Bu satten sonra bütün keyfe keder hareket eden YASAYI dikkate almayan kusur ilkesini yok sayan hukuk adamlarını şikayet etmek en büyük görevimizdir.

Yorum yapan su — Mart 3, 2010 @ 9:20

insanlık ayıbı olan borca hapis cezasına karşı verdiği mücadelede, üstelik, bizle aynı safta olduğunu belirten bir gurubun hakaretlerine rağmen üstün gayret ve çaba gösteren Sn Rahmi OFLUOĞLU’NA emeklerinden dolayı taktir ve şükranlarımı sunuyorum.

Bir gün bu ceza kalktığında, sürece yaptığı olumlu katkılardan dolayı mağdurlar bu ismi herzaman şükranla anacaklardır.

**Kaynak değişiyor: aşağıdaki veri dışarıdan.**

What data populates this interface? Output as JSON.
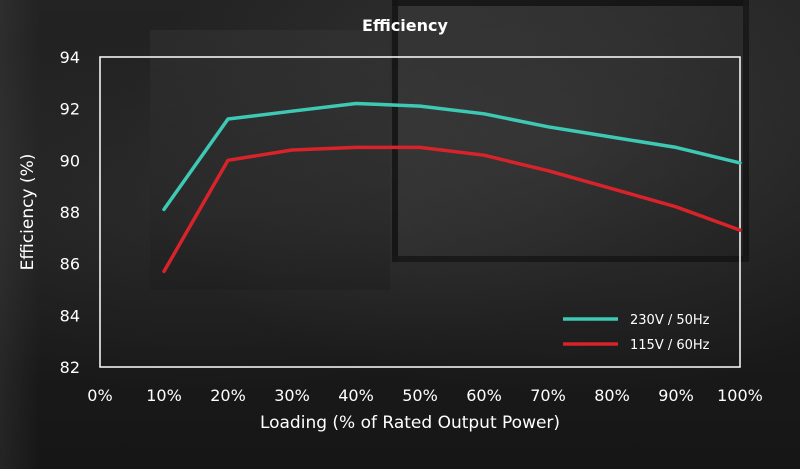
{
  "chart_data": {
    "type": "line",
    "title": "Efficiency",
    "xlabel": "Loading (% of Rated Output Power)",
    "ylabel": "Efficiency (%)",
    "x_ticks": [
      "0%",
      "10%",
      "20%",
      "30%",
      "40%",
      "50%",
      "60%",
      "70%",
      "80%",
      "90%",
      "100%"
    ],
    "y_ticks": [
      "82",
      "84",
      "86",
      "88",
      "90",
      "92",
      "94"
    ],
    "xlim": [
      0,
      100
    ],
    "ylim": [
      82,
      94
    ],
    "grid": false,
    "legend_position": "bottom-right",
    "series": [
      {
        "name": "230V / 50Hz",
        "color": "#3ec9b5",
        "x": [
          10,
          20,
          30,
          40,
          50,
          60,
          70,
          80,
          90,
          100
        ],
        "y": [
          88.1,
          91.6,
          91.9,
          92.2,
          92.1,
          91.8,
          91.3,
          90.9,
          90.5,
          89.9
        ]
      },
      {
        "name": "115V / 60Hz",
        "color": "#d8232a",
        "x": [
          10,
          20,
          30,
          40,
          50,
          60,
          70,
          80,
          90,
          100
        ],
        "y": [
          85.7,
          90.0,
          90.4,
          90.5,
          90.5,
          90.2,
          89.6,
          88.9,
          88.2,
          87.3
        ]
      }
    ]
  }
}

Yorum yapan a.b. — Mart 3, 2010 @ 3:09

aynı kanun bu kadar zıt uygulanabiliyor ve bunada adalet hukuk hakimin yorumu yada herne ise ne denirse densin bu kadar basit olamaz olmamalı kanun yoruma açıktır da bu kadar açık nasıl oluyor kanunların önemi kalmıyor şansınıza hangi asliye cezaya düştüğünüz ve ordaki hakimin zihniyeti kanunların önüne geçiyor evet reform gerekiyor ama uygulayıcıları bu reformda nereye koyacağız önemli olan o

Yorum yapan elif — Mart 3, 2010 @ 9:30

Yasalar farklı uygulanamaz, farklı yorumlar akademik tartışmalarda olur

Yasaların yoruma tabi olması doğru anlaşılmalı. Yasalar yorumlanır ama farklı uygulama olmaz. Bütün dünyada üst mahkemeler uygulamadaki birliği sağlar.

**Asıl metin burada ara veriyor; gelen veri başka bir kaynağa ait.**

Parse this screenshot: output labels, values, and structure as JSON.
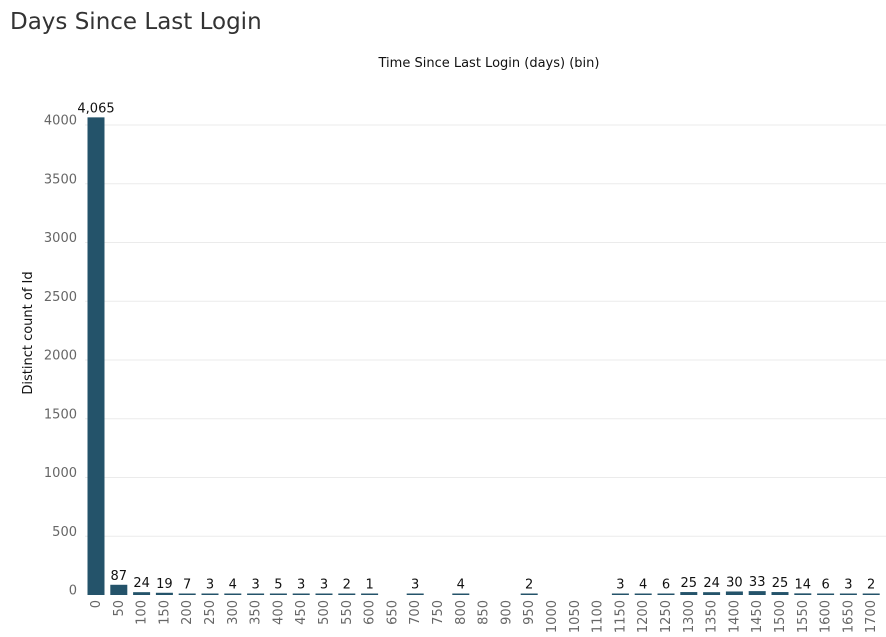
{
  "page_title": "Days Since Last Login",
  "chart_data": {
    "type": "bar",
    "title": "Time Since Last Login (days) (bin)",
    "xlabel": "Time Since Last Login (days) (bin)",
    "ylabel": "Distinct count of Id",
    "ylim": [
      0,
      4300
    ],
    "yticks": [
      0,
      500,
      1000,
      1500,
      2000,
      2500,
      3000,
      3500,
      4000
    ],
    "grid": true,
    "bar_color": "#24536a",
    "categories": [
      "0",
      "50",
      "100",
      "150",
      "200",
      "250",
      "300",
      "350",
      "400",
      "450",
      "500",
      "550",
      "600",
      "650",
      "700",
      "750",
      "800",
      "850",
      "900",
      "950",
      "1000",
      "1050",
      "1100",
      "1150",
      "1200",
      "1250",
      "1300",
      "1350",
      "1400",
      "1450",
      "1500",
      "1550",
      "1600",
      "1650",
      "1700"
    ],
    "values": [
      4065,
      87,
      24,
      19,
      7,
      3,
      4,
      3,
      5,
      3,
      3,
      2,
      1,
      null,
      3,
      null,
      4,
      null,
      null,
      2,
      null,
      null,
      null,
      3,
      4,
      6,
      25,
      24,
      30,
      33,
      25,
      14,
      6,
      3,
      2
    ],
    "data_labels": [
      "4,065",
      "87",
      "24",
      "19",
      "7",
      "3",
      "4",
      "3",
      "5",
      "3",
      "3",
      "2",
      "1",
      "",
      "3",
      "",
      "4",
      "",
      "",
      "2",
      "",
      "",
      "",
      "3",
      "4",
      "6",
      "25",
      "24",
      "30",
      "33",
      "25",
      "14",
      "6",
      "3",
      "2"
    ]
  }
}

Bu olayda en enterasan olan beraat isteyen savcının yasayı bilmeden körleme doğru yapması. Hakim ve savcılarımızın okuma firsatı ve de alışkanlığı yok..5941 yürürlüğe girdiği ilk günlerde önce eften püften nedenlerle ertelemeler yaptılar. Neden? Yargıtay bir karar verir diye beklediler. Sonra beklenen kararın Yargıtay’dan gelmeyeceği anlaşılınca şaşkına döndüler. Kolaycılar, İçtihat tapınmacılığı hakim.. Bağımsız ve tarafsız bir yargıç olup uygulamaya katkı sağlamak yerine içtihat bekliyorlar..

Yorum yapan rahmiofluoglu — Mart 4, 2010 @ 7:17

bu konuda rahmi beye yürekten katılıyorum

ayrıca yargıda yaşanan yoğunluğun, kilitlenmelerin, zaman aşımlarının altında yatan en büyük sebebin bu kolaycılık anlayışının benimsenmesinden kaynaklandığını düşünüyorum

Yorum yapan a.b. — Mart 4, 2010 @ 11:20 "

10. Bu yazı ve yorumlara dayanarak Hâkimin başvurucu hakkında yaptığı şikâyet üzerine İstanbul Cumhuriyet Başsavcılığınca başlatılan soruşturmada başvurucunun hakaret suçundan cezalandırılması istemiyle 27/4/2011 tarihli iddianame düzenlenmiştir.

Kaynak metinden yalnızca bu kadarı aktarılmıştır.